Als wir im Team dieses Jahr die Auswahl der Institution für die Weihnachtsspende diskutiert haben, waren wir uns schnell einig, dass wir eine Einrichtung nehmen möchten, die in Zeiten von Corona besonders bedeutsam ist. Unsere Wahl fiel auf die Bahnhofsmission Köln. Doch was macht die genau und wer sind die Menschen hinter dieser Organisation? Um etwas mehr zu erfahren, sprachen wir mit der sehr engagierten und sympathischen Leiterin der Bahnhofsmission Köln, Corinna Rindle.

Corinna Rindle führt mit viel Leidenschaft und Verstand die Bahnhofsmission Köln.

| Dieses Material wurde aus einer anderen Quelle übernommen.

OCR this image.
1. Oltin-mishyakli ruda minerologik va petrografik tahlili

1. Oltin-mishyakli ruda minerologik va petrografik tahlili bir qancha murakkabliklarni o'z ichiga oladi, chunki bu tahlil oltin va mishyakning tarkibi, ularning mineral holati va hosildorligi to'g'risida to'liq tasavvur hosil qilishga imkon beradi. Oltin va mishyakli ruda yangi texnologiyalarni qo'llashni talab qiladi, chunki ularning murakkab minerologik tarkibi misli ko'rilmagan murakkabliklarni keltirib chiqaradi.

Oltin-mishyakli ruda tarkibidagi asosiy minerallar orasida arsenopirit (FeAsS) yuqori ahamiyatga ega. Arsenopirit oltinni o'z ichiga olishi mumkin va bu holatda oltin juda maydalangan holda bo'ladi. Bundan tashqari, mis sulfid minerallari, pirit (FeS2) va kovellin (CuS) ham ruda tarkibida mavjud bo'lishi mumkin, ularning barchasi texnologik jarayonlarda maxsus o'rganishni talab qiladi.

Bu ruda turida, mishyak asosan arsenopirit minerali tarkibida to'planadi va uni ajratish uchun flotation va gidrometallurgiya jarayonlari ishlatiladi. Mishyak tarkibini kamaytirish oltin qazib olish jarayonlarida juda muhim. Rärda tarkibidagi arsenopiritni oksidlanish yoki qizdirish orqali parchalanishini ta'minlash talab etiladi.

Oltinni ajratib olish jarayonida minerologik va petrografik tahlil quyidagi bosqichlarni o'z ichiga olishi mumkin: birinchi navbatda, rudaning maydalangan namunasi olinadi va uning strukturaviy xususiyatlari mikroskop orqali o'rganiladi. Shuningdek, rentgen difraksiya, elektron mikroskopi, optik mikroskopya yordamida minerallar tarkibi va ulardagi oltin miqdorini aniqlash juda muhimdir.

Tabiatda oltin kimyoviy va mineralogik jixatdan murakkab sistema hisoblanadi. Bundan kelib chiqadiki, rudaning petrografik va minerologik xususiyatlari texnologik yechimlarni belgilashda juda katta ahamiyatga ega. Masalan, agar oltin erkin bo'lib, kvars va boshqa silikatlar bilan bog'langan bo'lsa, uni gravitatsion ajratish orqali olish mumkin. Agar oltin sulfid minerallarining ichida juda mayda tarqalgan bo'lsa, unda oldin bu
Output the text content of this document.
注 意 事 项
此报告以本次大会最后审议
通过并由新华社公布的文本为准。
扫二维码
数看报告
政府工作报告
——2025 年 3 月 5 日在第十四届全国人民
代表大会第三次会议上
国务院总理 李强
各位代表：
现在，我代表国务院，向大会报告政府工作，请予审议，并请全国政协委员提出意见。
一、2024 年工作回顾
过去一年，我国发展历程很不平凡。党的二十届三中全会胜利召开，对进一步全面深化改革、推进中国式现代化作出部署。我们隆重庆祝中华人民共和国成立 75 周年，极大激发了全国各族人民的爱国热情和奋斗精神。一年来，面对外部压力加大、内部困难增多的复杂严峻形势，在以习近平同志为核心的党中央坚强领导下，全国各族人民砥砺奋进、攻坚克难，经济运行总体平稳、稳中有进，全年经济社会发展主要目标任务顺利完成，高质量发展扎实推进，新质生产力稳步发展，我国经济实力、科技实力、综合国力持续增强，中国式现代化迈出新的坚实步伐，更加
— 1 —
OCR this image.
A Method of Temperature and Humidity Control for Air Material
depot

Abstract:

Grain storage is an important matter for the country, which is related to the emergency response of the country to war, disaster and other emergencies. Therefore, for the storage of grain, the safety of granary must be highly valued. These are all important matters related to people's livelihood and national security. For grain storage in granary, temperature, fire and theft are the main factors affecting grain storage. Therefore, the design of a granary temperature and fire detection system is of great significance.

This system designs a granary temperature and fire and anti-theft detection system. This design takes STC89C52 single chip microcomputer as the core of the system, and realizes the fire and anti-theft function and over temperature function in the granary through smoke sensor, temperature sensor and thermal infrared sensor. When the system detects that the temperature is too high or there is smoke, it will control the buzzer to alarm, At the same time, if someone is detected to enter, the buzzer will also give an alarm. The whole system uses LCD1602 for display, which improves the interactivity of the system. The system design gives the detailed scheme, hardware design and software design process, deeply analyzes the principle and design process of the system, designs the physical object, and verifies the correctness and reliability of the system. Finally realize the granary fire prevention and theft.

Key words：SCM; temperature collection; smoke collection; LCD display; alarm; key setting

Neun Jahre leitet sie nun schon die Bahnhofsmission in der Domstadt – „Und es wurde bisher nie langweilig“, betont sie. „Normalerweise habe ich nach einem Zeitraum von fünf oder sechs Jahren immer einen beruflichen Wechsel angestrebt, weil sich eine gewisse Routine eingestellt hat. Die gibt es hier nicht, denn kein Tag ist wie der andere“, sagt sie. Dies liege unter anderem daran, dass die Bahnhofsmission deutlich mehr Aufgaben habe, als die meisten Menschen vermuteten. „Wir haben kürzlich eine Umfrage im Bahnhof gemacht und waren erstaunt: Zwar kennen fast alle die Bahnhofsmission dem Namen nach, aber die meisten wissen nicht, was wir machen. Wenn man mit uns etwas verbindet, dann die Hilfe von Obdachlosen. Dabei ist das gar nicht unsere Kerntätigkeit“, erklärt sie uns.

Vielschichtige Aufgaben

Die Bahnhofsmission Köln habe bis vor einigen Jahren in erster Linie zweimal am Tag Kaffee angeboten. Inzwischen sind die Aufgaben ganz anders gelagert, so Rindle: „Wir sind keine Obdachlosenhilfe. Dafür gibt es andere Organisationen, hier im Bahnhof allein zwei. Wir bieten den Menschen ein offenes Ohr, Gespräche und Beratung. Wir haben für jeden, der das Bedürfnis nach Wärme, einer Pause oder einem Gespräch hat, eine offene Tür.“ Darüber hinaus betreue die Bahnhofsmission Reisende bei ihren Sorgen und Problemen. So können beispielsweise Familien mit Kindern im Hort der Bahnhofsmission eine Umstiegspause einlegen oder man unterstützt unbegleitete Kinder sowie Personen mit Einschränkungen.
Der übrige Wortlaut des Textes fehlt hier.